The trend of both husband and wife having to work to support their family has become a norm.

A recent study by the Credit Counselling and Management Agency (AKPK) on how financial stress affects the productivity of work revealed that 26% of Malaysian working adults go through financial stress.

This was revealed in a research report titled From Nine to Five: Navigating Employees’ Financial Well-Being at the Workplace.

The Methodology

The research which was done in the year 2020 was based on a survey which was conducted with 900 working Malaysians from the ages of 18 to 64, both male and female.

The key factors in the survey were their job satisfaction, productivity and employee loyalty.

These 900 applicants were chosen from various job sectors and occupations. The 900 respondents also have a salary ranging from RM1,500 to above RM10,000.

The demographic of the respondents was spread out across Malaysia.

The Findings

As stated above, 26% of working adults face financial stress and difficulties and 65% of them have agreed that their financial stress does affect their work productivity.

This data has proven that financial well-being and work productivity are correlated.

According to the Chief Executive Officer (CEO) of AKPK Azaddin Ngah Tasir, employees with low financial well-being have unsatisfactory work performance.

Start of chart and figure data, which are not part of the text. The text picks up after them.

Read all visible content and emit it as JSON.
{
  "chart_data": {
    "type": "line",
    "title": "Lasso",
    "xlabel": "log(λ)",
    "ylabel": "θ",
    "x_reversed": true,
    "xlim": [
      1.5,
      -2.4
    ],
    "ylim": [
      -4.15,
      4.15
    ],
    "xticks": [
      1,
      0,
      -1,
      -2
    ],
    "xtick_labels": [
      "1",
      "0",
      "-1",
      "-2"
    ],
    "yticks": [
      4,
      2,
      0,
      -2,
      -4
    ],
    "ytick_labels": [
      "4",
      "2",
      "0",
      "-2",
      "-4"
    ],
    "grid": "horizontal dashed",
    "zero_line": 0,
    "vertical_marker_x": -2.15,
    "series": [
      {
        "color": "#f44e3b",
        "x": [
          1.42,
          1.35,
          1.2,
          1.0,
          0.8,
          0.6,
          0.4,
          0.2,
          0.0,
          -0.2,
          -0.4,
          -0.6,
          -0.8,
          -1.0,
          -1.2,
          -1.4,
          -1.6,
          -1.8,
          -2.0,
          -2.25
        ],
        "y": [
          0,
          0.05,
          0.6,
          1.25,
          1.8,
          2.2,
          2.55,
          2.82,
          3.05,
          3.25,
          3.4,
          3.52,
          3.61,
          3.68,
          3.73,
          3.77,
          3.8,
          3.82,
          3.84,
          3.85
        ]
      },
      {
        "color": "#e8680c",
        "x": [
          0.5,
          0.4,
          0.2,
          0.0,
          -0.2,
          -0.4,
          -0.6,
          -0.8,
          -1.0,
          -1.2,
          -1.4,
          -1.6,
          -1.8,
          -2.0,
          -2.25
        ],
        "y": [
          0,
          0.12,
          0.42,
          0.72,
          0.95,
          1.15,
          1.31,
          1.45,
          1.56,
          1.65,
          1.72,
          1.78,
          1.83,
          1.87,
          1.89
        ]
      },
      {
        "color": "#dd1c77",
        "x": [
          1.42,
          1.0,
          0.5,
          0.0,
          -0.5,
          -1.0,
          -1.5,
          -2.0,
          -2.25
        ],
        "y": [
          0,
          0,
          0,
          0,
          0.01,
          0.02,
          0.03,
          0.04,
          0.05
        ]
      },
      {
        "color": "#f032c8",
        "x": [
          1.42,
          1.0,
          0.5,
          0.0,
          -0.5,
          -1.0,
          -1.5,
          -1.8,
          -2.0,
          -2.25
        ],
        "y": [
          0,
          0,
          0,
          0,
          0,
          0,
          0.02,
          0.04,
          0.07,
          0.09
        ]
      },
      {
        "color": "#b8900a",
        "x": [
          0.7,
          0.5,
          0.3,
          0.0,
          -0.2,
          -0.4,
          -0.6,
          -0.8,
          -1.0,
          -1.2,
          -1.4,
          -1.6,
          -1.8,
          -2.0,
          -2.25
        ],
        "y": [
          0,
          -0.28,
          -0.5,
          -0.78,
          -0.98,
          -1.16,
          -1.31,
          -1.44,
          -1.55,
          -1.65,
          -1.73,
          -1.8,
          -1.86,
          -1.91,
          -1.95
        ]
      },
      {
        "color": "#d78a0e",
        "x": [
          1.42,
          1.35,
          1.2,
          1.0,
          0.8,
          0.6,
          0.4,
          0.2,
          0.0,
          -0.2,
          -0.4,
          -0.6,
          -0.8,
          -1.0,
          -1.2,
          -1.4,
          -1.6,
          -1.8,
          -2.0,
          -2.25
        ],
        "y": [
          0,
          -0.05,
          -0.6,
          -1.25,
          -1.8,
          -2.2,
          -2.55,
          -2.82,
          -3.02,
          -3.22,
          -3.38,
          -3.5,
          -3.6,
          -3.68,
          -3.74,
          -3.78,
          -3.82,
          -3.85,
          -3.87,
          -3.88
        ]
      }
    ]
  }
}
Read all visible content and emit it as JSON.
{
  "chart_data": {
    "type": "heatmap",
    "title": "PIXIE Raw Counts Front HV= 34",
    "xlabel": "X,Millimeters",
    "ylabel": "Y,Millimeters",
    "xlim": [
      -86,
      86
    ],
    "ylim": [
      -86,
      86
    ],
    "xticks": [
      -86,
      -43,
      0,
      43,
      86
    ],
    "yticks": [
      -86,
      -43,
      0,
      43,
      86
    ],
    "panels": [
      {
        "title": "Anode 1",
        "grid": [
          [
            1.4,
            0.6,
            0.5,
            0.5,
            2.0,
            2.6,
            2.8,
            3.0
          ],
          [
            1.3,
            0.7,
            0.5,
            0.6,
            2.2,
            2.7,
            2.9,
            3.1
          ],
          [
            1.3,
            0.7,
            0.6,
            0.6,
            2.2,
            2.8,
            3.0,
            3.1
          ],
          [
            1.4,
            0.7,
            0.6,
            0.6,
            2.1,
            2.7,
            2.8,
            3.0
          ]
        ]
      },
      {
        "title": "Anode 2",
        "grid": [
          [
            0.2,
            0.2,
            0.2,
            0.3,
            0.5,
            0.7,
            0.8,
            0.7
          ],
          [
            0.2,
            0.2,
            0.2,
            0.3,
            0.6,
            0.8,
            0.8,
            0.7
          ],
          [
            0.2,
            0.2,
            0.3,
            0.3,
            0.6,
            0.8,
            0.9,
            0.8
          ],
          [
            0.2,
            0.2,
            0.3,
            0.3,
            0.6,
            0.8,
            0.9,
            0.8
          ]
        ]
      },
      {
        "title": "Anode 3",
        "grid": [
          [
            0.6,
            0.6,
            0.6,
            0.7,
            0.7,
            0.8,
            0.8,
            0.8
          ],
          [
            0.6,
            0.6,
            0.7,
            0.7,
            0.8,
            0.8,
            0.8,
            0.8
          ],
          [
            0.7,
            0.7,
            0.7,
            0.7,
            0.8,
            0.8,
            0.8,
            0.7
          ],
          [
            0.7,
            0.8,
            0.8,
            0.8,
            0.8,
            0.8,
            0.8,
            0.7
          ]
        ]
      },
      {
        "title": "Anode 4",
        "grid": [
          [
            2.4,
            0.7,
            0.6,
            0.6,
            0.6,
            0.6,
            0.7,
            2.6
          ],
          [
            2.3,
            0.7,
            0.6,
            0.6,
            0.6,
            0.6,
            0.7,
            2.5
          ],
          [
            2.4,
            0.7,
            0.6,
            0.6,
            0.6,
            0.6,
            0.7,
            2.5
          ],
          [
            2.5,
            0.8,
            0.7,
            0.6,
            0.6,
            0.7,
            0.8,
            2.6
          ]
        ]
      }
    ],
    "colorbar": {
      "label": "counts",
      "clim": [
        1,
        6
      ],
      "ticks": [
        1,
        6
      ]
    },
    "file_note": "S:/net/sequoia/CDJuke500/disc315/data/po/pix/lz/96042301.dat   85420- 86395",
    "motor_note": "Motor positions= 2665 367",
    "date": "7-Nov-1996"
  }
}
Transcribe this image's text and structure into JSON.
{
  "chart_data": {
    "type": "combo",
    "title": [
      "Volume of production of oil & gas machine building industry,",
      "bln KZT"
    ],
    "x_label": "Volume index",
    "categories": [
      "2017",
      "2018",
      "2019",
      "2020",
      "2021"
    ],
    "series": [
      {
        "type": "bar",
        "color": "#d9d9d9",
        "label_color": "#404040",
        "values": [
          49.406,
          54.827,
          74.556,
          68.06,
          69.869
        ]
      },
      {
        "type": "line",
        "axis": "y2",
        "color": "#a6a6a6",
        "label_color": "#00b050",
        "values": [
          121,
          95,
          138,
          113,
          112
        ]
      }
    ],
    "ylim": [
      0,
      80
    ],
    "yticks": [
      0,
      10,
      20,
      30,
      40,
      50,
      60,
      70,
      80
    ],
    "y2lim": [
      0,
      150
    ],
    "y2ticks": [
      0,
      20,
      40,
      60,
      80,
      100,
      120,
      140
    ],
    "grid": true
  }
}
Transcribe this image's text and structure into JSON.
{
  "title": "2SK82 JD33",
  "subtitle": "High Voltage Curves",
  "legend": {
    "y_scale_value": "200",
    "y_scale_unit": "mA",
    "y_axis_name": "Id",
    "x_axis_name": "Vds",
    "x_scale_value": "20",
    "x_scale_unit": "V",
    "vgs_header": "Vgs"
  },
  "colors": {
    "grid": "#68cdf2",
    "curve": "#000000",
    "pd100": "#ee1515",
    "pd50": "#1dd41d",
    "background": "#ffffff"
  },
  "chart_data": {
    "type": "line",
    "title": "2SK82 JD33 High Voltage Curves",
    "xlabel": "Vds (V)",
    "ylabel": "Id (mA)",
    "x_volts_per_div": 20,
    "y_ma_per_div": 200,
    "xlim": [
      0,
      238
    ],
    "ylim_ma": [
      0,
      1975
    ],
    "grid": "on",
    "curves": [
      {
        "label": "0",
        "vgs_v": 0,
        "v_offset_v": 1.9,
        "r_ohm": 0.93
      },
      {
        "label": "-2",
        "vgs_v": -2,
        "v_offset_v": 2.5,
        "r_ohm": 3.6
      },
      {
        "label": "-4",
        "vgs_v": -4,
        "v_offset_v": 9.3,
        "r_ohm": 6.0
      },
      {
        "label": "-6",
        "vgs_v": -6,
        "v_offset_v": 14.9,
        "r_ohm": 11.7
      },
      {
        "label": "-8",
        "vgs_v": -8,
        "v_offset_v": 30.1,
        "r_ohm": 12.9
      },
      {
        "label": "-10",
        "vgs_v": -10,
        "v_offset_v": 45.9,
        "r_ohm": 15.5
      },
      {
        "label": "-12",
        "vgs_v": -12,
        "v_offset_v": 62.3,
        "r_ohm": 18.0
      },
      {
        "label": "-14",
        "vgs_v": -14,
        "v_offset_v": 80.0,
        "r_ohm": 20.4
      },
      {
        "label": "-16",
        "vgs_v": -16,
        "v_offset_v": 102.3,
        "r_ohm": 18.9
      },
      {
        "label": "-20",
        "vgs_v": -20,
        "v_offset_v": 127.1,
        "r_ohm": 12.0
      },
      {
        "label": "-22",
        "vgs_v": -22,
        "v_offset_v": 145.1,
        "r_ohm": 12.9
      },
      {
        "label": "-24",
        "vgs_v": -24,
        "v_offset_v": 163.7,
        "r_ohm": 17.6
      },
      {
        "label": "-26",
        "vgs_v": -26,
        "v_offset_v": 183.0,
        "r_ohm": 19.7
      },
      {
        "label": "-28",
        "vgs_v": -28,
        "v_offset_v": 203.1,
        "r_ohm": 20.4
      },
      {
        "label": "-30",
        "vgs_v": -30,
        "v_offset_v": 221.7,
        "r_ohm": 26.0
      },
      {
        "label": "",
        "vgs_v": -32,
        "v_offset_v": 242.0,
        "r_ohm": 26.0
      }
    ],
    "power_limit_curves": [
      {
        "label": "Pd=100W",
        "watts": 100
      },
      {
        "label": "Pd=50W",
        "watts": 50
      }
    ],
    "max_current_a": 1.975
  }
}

The results of the report show that 70% of employees with low financial well-being show poor performance compared to 78% of the respondents with high financial well-being.

The study also showed that financial worries were the biggest distraction for employees, even more so than family problems and health issues, which ultimately leads to poor work performance and decreased profits for companies.

“Imagine how much productivity we could generate if that 26% figure could be brought down to a lower level?” asked Azaddin.

The report also shows that financial well-being affects employee loyalty in a company.

According to Azaddin, 91% of employees who have high financial well-being will show loyalty to their company.

Meanwhile, 89% of respondents with poor financial well-being are actively looking for a new job.

However, Azaddin pointed out a significant gap in financial education.

Although 74% of respondents expressed an interest in finance classes, only 48% of employers offered such programs.

The Role Of Employers

Meanwhile, Deputy Health Minister Datuk Lukanisman Awang Sauni emphasized the crucial role employers play in fostering financial well-being among their employees.

Lukanisman highlighted that this can be achieved by providing programs and support to help employees effectively manage their finances, which in turn can reduce stress and enhance their quality of life.